I'm sure they're not. But if you can drive a dumper in the UK, I'm equally sure it wouldn't take long for you to pass whatever test is required here.

But this is all moot unless you have some basis to live and work in the US. And I'm afraid your dumper skills will not provide this for you.


----------



## twostep (Apr 3, 2008)

Google "CDL" for the state you are targeting. Your UK License cannot be transferred. But your main issue will probably be a visa. Do you have GC/citizenship or what kind of visa do you intend to use?


----------



## terri-jane (Jan 5, 2010)

twostep said:


> Google "CDL" for the state you are targeting. Your UK License cannot be transferred. But your main issue will probably be a visa. Do you have GC/citizenship or what kind of visa do you intend to use?

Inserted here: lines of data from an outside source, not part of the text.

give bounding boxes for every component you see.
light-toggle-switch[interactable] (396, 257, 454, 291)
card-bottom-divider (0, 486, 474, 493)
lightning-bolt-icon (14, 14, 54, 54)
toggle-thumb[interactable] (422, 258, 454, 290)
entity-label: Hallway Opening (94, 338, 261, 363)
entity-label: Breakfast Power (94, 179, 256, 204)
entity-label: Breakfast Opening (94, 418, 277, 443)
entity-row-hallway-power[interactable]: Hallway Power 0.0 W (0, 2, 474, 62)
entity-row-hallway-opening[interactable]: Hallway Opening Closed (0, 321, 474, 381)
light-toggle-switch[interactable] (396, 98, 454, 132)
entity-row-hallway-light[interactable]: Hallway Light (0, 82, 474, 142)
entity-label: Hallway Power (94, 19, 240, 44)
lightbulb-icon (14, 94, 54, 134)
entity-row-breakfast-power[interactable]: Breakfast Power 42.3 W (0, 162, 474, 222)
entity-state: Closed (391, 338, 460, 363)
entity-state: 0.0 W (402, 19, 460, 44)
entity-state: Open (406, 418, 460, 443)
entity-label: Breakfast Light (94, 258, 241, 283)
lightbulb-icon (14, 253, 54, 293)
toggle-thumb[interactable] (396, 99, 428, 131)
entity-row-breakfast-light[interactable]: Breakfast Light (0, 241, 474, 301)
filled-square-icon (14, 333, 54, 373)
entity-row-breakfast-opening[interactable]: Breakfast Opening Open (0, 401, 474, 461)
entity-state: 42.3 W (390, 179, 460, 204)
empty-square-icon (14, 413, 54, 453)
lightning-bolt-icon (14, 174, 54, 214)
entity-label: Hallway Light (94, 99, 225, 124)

my wifes mother is a green card holder so we are hoping that her and her husband who is a US national are going to be able to sponsor us to live there,i was wanting to know about the qualifications so i knew were i stood job wise and such,but thank you for your help


----------



## Fatbrit (May 8, 2008)

terri-jane said:


> my wifes mother is a green card holder so we are hoping that her and her husband who is a US national are going to be able to sponsor us to live there,i was wanting to know about the qualifications so i knew were i stood job wise and such,but thank you for your help


As a long-term plan, it's fine. But it'll take a decade or so.

The MIL cannot sponsor you currently. Were she to naturalize as a USC, she could petition for you. But there is a long line for you to wait out -- they're currently processing petitions from May 2001!


----------